Macroscopic active matter under confinement: dynamical heterogeneity, bursts, and glassy behavior in a few-body system of self-propelling camphor surfers
Marco Leoni, Matteo Paoluzzi, Christian Alistair Dumaup, Farbod Movagharnemati, Lauren Nguyen-Leon, Tiffany Nguyen, Sarah Eldeen, Wylie W. Ahmed
TL;DR
We address how inertia and long-range interactions shape collective dynamics in a few-body macroscopic active-matter system confined in two dimensions. Using camphor surfers and minimal inertial active Brownian particle simulations, we analyze mean-squared displacements, overlap dynamics, and relaxation times to uncover dynamical slowing, bursting, and dynamical heterogeneity at intermediate densities. A simple hydrodynamic-oscillator theory explains density-dependent slowing of bursts, while simulations with a two-length-scale repulsion reproduce glass-like slowing and heterogeneity, highlighting an intermediate length scale that enables cage formation. The work provides a macroscopic active-glass analog driven by confinement and long-range interactions, with implications for designing nonequilibrium materials and understanding glass transitions in active systems.
Abstract
We study a few-body system composed of self-propelling camphor surfers confined within a circular boundary. These millimeter-sized particles move in a regime where inertia and long-ranged interactions play a significant role, leading to surprisingly complex and subtle collective dynamics. These dynamics include self-organized bursts and glassy behavior at intermediate densities--phenomena not apparent from ensemble-averaged steady-state measures.

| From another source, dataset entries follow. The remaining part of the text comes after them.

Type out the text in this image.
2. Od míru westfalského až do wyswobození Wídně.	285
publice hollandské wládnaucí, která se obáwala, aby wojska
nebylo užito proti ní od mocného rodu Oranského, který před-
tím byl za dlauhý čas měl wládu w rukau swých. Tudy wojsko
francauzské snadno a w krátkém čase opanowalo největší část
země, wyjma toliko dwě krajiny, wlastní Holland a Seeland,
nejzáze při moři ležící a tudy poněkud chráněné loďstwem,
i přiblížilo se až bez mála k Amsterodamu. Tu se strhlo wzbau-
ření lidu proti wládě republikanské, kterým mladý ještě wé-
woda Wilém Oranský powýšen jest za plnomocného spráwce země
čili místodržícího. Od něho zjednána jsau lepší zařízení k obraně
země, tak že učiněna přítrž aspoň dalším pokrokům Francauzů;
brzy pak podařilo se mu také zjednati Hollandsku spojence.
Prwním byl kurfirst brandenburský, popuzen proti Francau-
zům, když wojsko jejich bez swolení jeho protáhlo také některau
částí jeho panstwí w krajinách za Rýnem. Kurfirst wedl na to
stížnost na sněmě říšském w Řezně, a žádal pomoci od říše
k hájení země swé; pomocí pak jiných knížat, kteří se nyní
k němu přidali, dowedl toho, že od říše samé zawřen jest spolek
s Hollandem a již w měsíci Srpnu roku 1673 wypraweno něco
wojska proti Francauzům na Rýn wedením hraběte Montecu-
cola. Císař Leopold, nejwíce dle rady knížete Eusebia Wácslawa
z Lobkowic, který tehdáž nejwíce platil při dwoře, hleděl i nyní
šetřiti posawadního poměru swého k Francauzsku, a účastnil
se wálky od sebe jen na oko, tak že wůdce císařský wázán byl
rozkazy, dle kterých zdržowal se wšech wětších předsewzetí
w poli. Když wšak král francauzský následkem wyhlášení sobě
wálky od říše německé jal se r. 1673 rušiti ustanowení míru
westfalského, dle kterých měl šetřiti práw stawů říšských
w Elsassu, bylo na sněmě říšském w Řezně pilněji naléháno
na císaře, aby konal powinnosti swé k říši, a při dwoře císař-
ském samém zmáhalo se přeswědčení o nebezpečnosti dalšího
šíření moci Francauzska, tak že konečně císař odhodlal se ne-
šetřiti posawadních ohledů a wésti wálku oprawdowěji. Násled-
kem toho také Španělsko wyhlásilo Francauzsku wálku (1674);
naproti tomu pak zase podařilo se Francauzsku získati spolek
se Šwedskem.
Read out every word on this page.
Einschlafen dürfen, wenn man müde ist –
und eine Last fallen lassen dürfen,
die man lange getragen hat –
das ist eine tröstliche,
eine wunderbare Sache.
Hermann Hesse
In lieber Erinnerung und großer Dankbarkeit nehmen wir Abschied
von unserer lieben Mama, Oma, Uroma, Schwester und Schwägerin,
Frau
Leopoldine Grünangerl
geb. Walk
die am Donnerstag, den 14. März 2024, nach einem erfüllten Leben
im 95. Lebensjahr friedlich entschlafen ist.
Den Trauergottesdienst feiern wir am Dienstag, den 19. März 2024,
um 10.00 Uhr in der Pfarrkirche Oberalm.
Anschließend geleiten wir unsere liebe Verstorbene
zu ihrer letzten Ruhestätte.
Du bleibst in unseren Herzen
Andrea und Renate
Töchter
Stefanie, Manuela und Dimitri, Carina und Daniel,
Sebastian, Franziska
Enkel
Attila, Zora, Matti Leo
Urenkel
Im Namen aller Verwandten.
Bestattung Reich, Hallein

By analyzing quantities like the overlap order parameter, we observe that the system exhibits dynamical slowing down as particle density increases. This slowdown is also reflected in the bursting activity, where both the amplitude and frequency of bursts decrease with increasing particle density. A minimal inertial active-particle model reproduces these dynamical steady states, revealing the importance of a new intermediate length scale--larger than the particle size. This intermediate scale is critical for the formation of structures resembling caging and plays a key role in the glass-like transition. Our results describe a macroscopic analog of an active glass with the additional phenomena of bursting.